The data gathered by the agency are bad news for Tokyo organizers and the International Olympic Committee as they continue to say that the kickoff of the postponed Olympics will be on July 23.

Tokyo is still fighting against the surge of COVID-19 cases that pushed the national government last week to call a state of emergency. Despite declaring the emergency, Prime Minister Yoshihide Suga positively said he was confident the Tokyo Olympics would be held.

Japan has attributed about 3,800 deaths to COVID-19 in a country of 126 million.

Japan is one of the nations that has controlled the virus relatively well but the rise has heightened skepticism about the need for the Olympics and the danger of potentially bringing over 15,000 Olympic and Paralympic athletes into the country.

The country is also expecting that the Olympics could also attract tens of thousands of coaches, judges, officials, VIPs, sponsors, media, and broadcasters.

Moreover, the organizers are still having discussions if fans from abroad will be allowed, or if local fans will attend events.

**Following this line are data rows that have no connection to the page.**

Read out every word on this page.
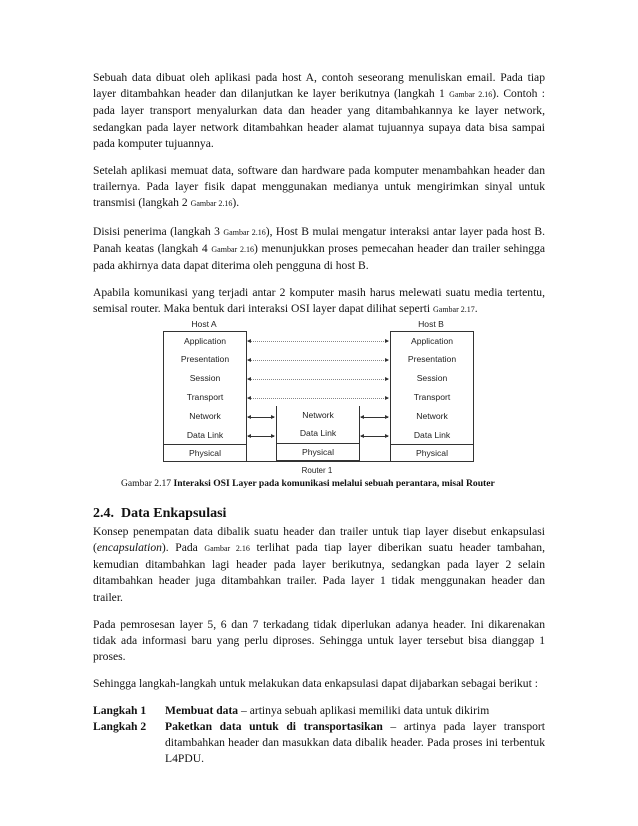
Sebuah data dibuat oleh aplikasi pada host A, contoh seseorang menuliskan email. Pada tiap layer ditambahkan header dan dilanjutkan ke layer berikutnya (langkah 1 Gambar 2.16). Contoh : pada layer transport menyalurkan data dan header yang ditambahkannya ke layer network, sedangkan pada layer network ditambahkan header alamat tujuannya supaya data bisa sampai pada komputer tujuannya.

Setelah aplikasi memuat data, software dan hardware pada komputer menambahkan header dan trailernya. Pada layer fisik dapat menggunakan medianya untuk mengirimkan sinyal untuk transmisi (langkah 2 Gambar 2.16).

Disisi penerima (langkah 3 Gambar 2.16), Host B mulai mengatur interaksi antar layer pada host B. Panah keatas (langkah 4 Gambar 2.16) menunjukkan proses pemecahan header dan trailer sehingga pada akhirnya data dapat diterima oleh pengguna di host B.

Apabila komunikasi yang terjadi antar 2 komputer masih harus melewati suatu media tertentu, semisal router. Maka bentuk dari interaksi OSI layer dapat dilihat seperti Gambar 2.17.

Host A	Host B
Application
Presentation
Session
Transport
Network
Data Link
Physical
Application
Presentation
Session
Transport
Network
Data Link
Physical
Network
Data Link
Physical
Router 1

Gambar 2.17 Interaksi OSI Layer pada komunikasi melalui sebuah perantara, misal Router

2.4. Data Enkapsulasi

Konsep penempatan data dibalik suatu header dan trailer untuk tiap layer disebut enkapsulasi (encapsulation). Pada Gambar 2.16 terlihat pada tiap layer diberikan suatu header tambahan, kemudian ditambahkan lagi header pada layer berikutnya, sedangkan pada layer 2 selain ditambahkan header juga ditambahkan trailer. Pada layer 1 tidak menggunakan header dan trailer.

Pada pemrosesan layer 5, 6 dan 7 terkadang tidak diperlukan adanya header. Ini dikarenakan tidak ada informasi baru yang perlu diproses. Sehingga untuk layer tersebut bisa dianggap 1 proses.

Sehingga langkah-langkah untuk melakukan data enkapsulasi dapat dijabarkan sebagai berikut :

Langkah 1	Membuat data – artinya sebuah aplikasi memiliki data untuk dikirim
Langkah 2	Paketkan data untuk di transportasikan – artinya pada layer transport ditambahkan header dan masukkan data dibalik header. Pada proses ini terbentuk L4PDU.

In the telephone survey conducted by TBS, they asked respondents if the Olympics can be held. A total of 1,261 respondents answered the poll and 81% replied “no” with only 13% answering “yes.” The “no” responses increased 18 percentage points from a similar survey conducted in December.

Meanwhile, in Kyodo’s poll, 80.1% of respondents in a telephone survey said the Olympics should be canceled or rescheduled. The same question in December found 63% calling for cancellation or postponement.

Kyodo said the survey covered 715 randomly selected households with eligible voters. Neither poll listed a margin of error.

To date, Japan already allocated $15.4 billion to hold the Olympics, although several government audit reports show the number is about $25 billion. All but $6.7 billion in public money.

The Switzerland-based IOC earns 91% of its income from selling broadcast rights and sponsorships.

The American network NBC agreed in 2011 to a $4.38 billion contract with the IOC to broadcast four Olympics through Tokyo. In 2014 it agreed to pay an added $7.75 billion for six more games—Winter and Summer—through 2032.